Though no country across the globe has been able to solve the problem of air pollution completely, the impacts are fast growing in Asia.
According to a recent International Energy Agency (IEA) report on energy and air pollution, ‘World energy outlook’ (WEO), air pollution is the fourth largest cause of premature deaths among humans, after high blood pressure, poor diet and smoking.
The International Energy Agency is an autonomous intergovernmental organisation established in 1974, dedicated to focus on energy security, economic development and environmental protection.
As per the estimates, approximately 6.5 million premature deaths per year across the world are a cause of air pollution with more than half of them being reported from India and China together. Nearly 1.6 million people in India die because of air pollution every year.
Biomass is still traditionally used for cooking purposes in many parts of India and is a major cause of air pollution. Along with this, two coal-fired power plants in Badarpur and Rajghat (districts in New Delhi, the Indian capital) are the main sources of PM 2.5 fine particules emissions in Delhi.
According to the report, energy production and use mostly from unregulated, poorly regulated and inefficient fuel combustion are the most common man-made sources of key air pollution.
The report also highlighted links between energy, air pollution and health and estimated that no country is immune to air pollution as 80 pc of world cities that monitor air pollution levels fail to meet the air quality standards set by World Health Organisation (WHO).
The green road?
The Indian government has taken some recent measures to curb pollution, particularly in the power sector, but the prevention measures are more often offset by strong growth in emissions from industry and transportation sector.

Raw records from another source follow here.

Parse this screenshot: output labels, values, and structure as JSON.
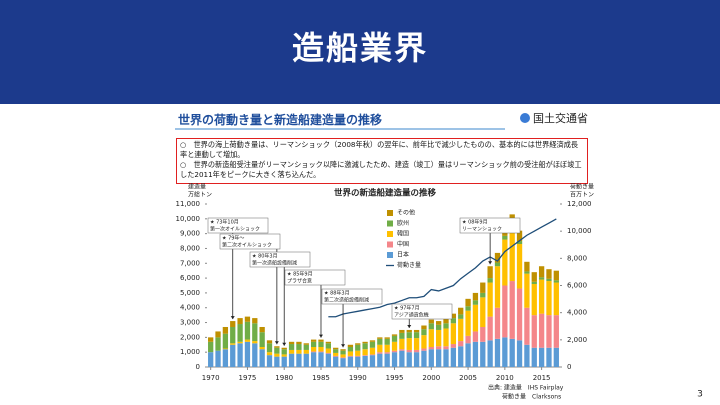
{
  "slide": {
    "title": "造船業界",
    "page": "3"
  },
  "figure": {
    "heading": "世界の荷動き量と新造船建造量の推移",
    "ministry": "国土交通省",
    "notes": [
      "○　世界の海上荷動き量は、リーマンショック（2008年秋）の翌年に、前年比で減少したものの、基本的には世界経済成長率と連動して増加。",
      "○　世界の新造船受注量がリーマンショック以降に激減したため、建造（竣工）量はリーマンショック前の受注船がほぼ竣工した2011年をピークに大きく落ち込んだ。"
    ],
    "source": [
      "出典: 建造量　IHS Fairplay",
      "荷動き量　Clarksons"
    ]
  },
  "chart_data": {
    "type": "bar",
    "stacked": true,
    "title": "世界の新造船建造量の推移",
    "y_label": "建造量",
    "y_unit": "万総トン",
    "y2_label": "荷動き量",
    "y2_unit": "百万トン",
    "x": [
      1970,
      1971,
      1972,
      1973,
      1974,
      1975,
      1976,
      1977,
      1978,
      1979,
      1980,
      1981,
      1982,
      1983,
      1984,
      1985,
      1986,
      1987,
      1988,
      1989,
      1990,
      1991,
      1992,
      1993,
      1994,
      1995,
      1996,
      1997,
      1998,
      1999,
      2000,
      2001,
      2002,
      2003,
      2004,
      2005,
      2006,
      2007,
      2008,
      2009,
      2010,
      2011,
      2012,
      2013,
      2014,
      2015,
      2016,
      2017
    ],
    "xlim": [
      1969.5,
      2017.5
    ],
    "xticks": [
      1970,
      1975,
      1980,
      1985,
      1990,
      1995,
      2000,
      2005,
      2010,
      2015
    ],
    "ylim": [
      0,
      11000
    ],
    "yticks": [
      0,
      {
        "value": 1000,
        "label": "1,000"
      },
      {
        "value": 2000,
        "label": "2,000"
      },
      {
        "value": 3000,
        "label": "3,000"
      },
      {
        "value": 4000,
        "label": "4,000"
      },
      {
        "value": 5000,
        "label": "5,000"
      },
      {
        "value": 6000,
        "label": "6,000"
      },
      {
        "value": 7000,
        "label": "7,000"
      },
      {
        "value": 8000,
        "label": "8,000"
      },
      {
        "value": 9000,
        "label": "9,000"
      },
      {
        "value": 10000,
        "label": "10,000"
      },
      {
        "value": 11000,
        "label": "11,000"
      }
    ],
    "y2lim": [
      0,
      12000
    ],
    "y2ticks": [
      0,
      {
        "value": 2000,
        "label": "2,000"
      },
      {
        "value": 4000,
        "label": "4,000"
      },
      {
        "value": 6000,
        "label": "6,000"
      },
      {
        "value": 8000,
        "label": "8,000"
      },
      {
        "value": 10000,
        "label": "10,000"
      },
      {
        "value": 12000,
        "label": "12,000"
      }
    ],
    "series": [
      {
        "name": "日本",
        "color": "#5b9bd5",
        "values": [
          1000,
          1100,
          1200,
          1500,
          1600,
          1700,
          1600,
          1200,
          800,
          700,
          700,
          900,
          900,
          900,
          1000,
          1000,
          900,
          700,
          600,
          700,
          700,
          750,
          800,
          900,
          900,
          1000,
          1100,
          1000,
          1000,
          1100,
          1200,
          1200,
          1200,
          1300,
          1400,
          1600,
          1700,
          1700,
          1800,
          1900,
          2000,
          1900,
          1800,
          1500,
          1300,
          1300,
          1300,
          1300
        ]
      },
      {
        "name": "中国",
        "color": "#f4868a",
        "values": [
          0,
          0,
          0,
          0,
          0,
          0,
          0,
          0,
          0,
          0,
          0,
          0,
          0,
          0,
          50,
          50,
          50,
          50,
          50,
          50,
          50,
          50,
          50,
          100,
          100,
          100,
          100,
          150,
          150,
          150,
          150,
          200,
          200,
          250,
          350,
          500,
          700,
          1000,
          1600,
          2100,
          3500,
          3900,
          3500,
          2500,
          2200,
          2300,
          2200,
          2200
        ]
      },
      {
        "name": "韓国",
        "color": "#ffc000",
        "values": [
          0,
          0,
          50,
          100,
          100,
          150,
          150,
          150,
          200,
          200,
          150,
          250,
          250,
          250,
          300,
          300,
          300,
          200,
          200,
          300,
          350,
          400,
          450,
          500,
          500,
          600,
          700,
          800,
          800,
          900,
          1200,
          1100,
          1200,
          1400,
          1500,
          1700,
          1800,
          2000,
          2300,
          2800,
          3100,
          3500,
          3000,
          2300,
          2100,
          2300,
          2300,
          2200
        ]
      },
      {
        "name": "欧州",
        "color": "#70ad47",
        "values": [
          700,
          900,
          1000,
          1100,
          1200,
          1200,
          1200,
          1000,
          600,
          400,
          350,
          400,
          400,
          350,
          350,
          350,
          350,
          250,
          250,
          300,
          400,
          400,
          400,
          400,
          400,
          400,
          400,
          400,
          400,
          400,
          400,
          350,
          350,
          350,
          300,
          300,
          300,
          300,
          300,
          250,
          250,
          200,
          200,
          150,
          150,
          150,
          150,
          150
        ]
      },
      {
        "name": "その他",
        "color": "#bf9000",
        "values": [
          300,
          400,
          450,
          400,
          400,
          350,
          350,
          350,
          200,
          100,
          100,
          150,
          150,
          100,
          150,
          150,
          100,
          100,
          100,
          150,
          100,
          100,
          100,
          100,
          100,
          100,
          200,
          150,
          150,
          250,
          250,
          250,
          350,
          300,
          450,
          500,
          500,
          700,
          800,
          650,
          850,
          800,
          700,
          650,
          650,
          750,
          650,
          650
        ]
      },
      {
        "name": "荷動き量",
        "type": "line",
        "axis": "y2",
        "color": "#1f4e79",
        "values": [
          null,
          null,
          null,
          null,
          null,
          null,
          null,
          null,
          null,
          null,
          null,
          null,
          null,
          null,
          null,
          null,
          3700,
          3700,
          3900,
          4000,
          4100,
          4200,
          4300,
          4400,
          4600,
          4700,
          4900,
          5100,
          5100,
          5200,
          5700,
          5600,
          5800,
          6000,
          6500,
          6900,
          7300,
          7800,
          8100,
          7800,
          8500,
          8900,
          9300,
          9700,
          10000,
          10300,
          10600,
          10900
        ]
      }
    ],
    "annotations": [
      {
        "lines": [
          "★ 73年10月",
          "第一次オイルショック"
        ]
      },
      {
        "lines": [
          "★ 79年～",
          "第二次オイルショック"
        ]
      },
      {
        "lines": [
          "★ 80年3月",
          "第一次造船設備削減"
        ]
      },
      {
        "lines": [
          "★ 85年9月",
          "プラザ合意"
        ]
      },
      {
        "lines": [
          "★ 88年3月",
          "第二次造船設備削減"
        ]
      },
      {
        "lines": [
          "★ 97年7月",
          "アジア通貨危機"
        ]
      },
      {
        "lines": [
          "★ 08年9月",
          "リーマンショック"
        ]
      }
    ]
  }
}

The number of deaths due to household pollution is more than the deaths due to outdoor air pollution, but according to the study, the trend will reverse in 2040, as more and more people would be able to access relatively cleaner cooking gas and electricity by then.
As per the report, global deaths will increase significantly touching 7.5 million by 2040, unless the energy sector responsible for the majority of air pollution takes greater action to curb emissions. However, around 7 pc increase in clean energy investment can save over 3 million lives by 2040.